Kadhai is a 2010 Indian Tamil-language thriller film written and directed by Abhishek. Produced by Rajan Radhakrishnan, the film stars newcomers Shaan Kumar and Nivedhitha, along with Abhinay in the lead roles. Deepa Venkat, Nalini, and Ganja Karuppu play supporting roles. The music was composed by newcomer Paul Jacob with cinematography by Abushah and editing by R. R. Eashwar. The film was released on 29 January 2010.

==Plot==
The movie opens when Narain (Shaan), an acclaimed writer, becoming a winner of the Booker prize for one of his works. While he dedicates the honour to his wife Kavya (Nivedhitha), a flashback reveals some secrets in the couple's life.

Narain first sees Kavya playing her violin in a musical theatre. After the performance, Narain and Kavya meet, where he asks her to sign his violin. Narain and Kavya become friends soon after, and they fall in love. One day, when Kavya comes to Narain's home, she notices his awards for his books and realizes that he is an esteemed writer. Narain asks Kavya to marry him right there, and she agrees.

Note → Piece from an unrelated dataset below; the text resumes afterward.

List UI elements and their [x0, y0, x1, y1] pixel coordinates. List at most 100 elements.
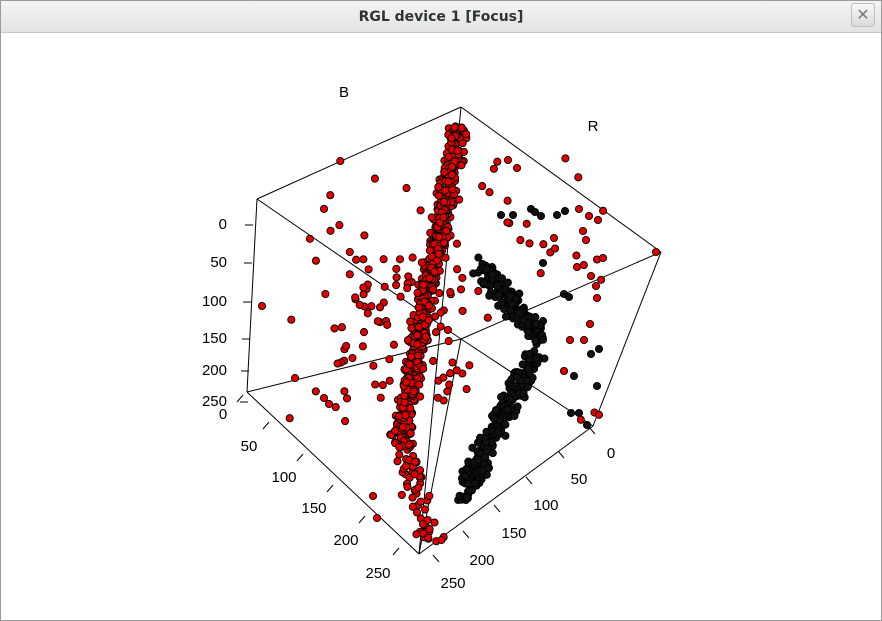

Coming to the present, the husband and wife are now in the United States, where they meet Anand (Abhinay), a childhood friend of Kavya. Narain soon starts to write another book, and when Kavya reads it, she finds out that it is about their personal life, including intercourse. When she confronts her husband, Narain replies that it will only look like a story to the outside world. Narain continues to write his book about how a husband tortures his wife. To truly understand how it feels, Narain tortures Kavya, asking how it felt each time. One day, Anand comes to their home, where he observes how Narain mistreats Kavya. Knowing that Anand knows his secrets, Narain attacks and kills him. Finally, Kavya tries to flee her husband but gets caught. Narain wants to do another "experiment" on her and hangs her from their ceiling fan. Just before death, Narain snaps the rope to ask how Kavya felt and when she did not reply, he decided to hang himself to see how it feels like. On doing so, Narain kills himself, and Kavya is left alone.

==Production==
In December 2008, the film was launched at the AVM Studios with a new cast and new crew, with Abhishek, a noted television actor, launching his first directorial venture. A song was shot in March 2009, with several prominent musicians appearing in the film, including Balamurali Krishna, Chinnaponnu and Malgadi Subha.

==Soundtrack==

The soundtrack was composed by newcomer Paul Jacob.

Track listing
| No. | Title | Singer(s) | Length |
|---|---|---|---|
| 1. | "Phoonk Doonga" | Blaaze, Malgudi Shubha, Shankar Mahadevan | 4:47 |
| 2. | "Theeradha Vilayaatu Pillai" | Balamurali Krishna, Chinnaponnu | 7:36 |
| 3. | "The Search (Instrumental)" | Padma Shankar | 4:38 |
| 4. | "Idhu Thaan Vazhkaiya" | Vasundhara Das | 4:08 |
| 5. | "Neethaaney" | Shankar Mahadevan, Mahalaxmi Iyer | 5:26 |
| Total length: |  |  | 26:35 |

==Critical reception==

The Hindu claimed that "a little more pace in the proceedings would have helped". In terms of performances it labelled Shaan Kumar as having "done a good job right from the beginning", but claimed that Nivedhitha was disappointing. Abinay was told to be "perfect for his role", whilst Nalini, 'Kanja' Karuppu and 'Crazy' Kumar "provide the laughs". Abhishek's direction received a mixed response with the review claiming that he has a "flair for story-telling. But if only he had cut certain unwanted shots, it would have made an interesting film". Sify wrote, "This thriller is worth your time; if you choose to excuse the low production values and hiccups in the histrionics department in favor of good story and decent story telling".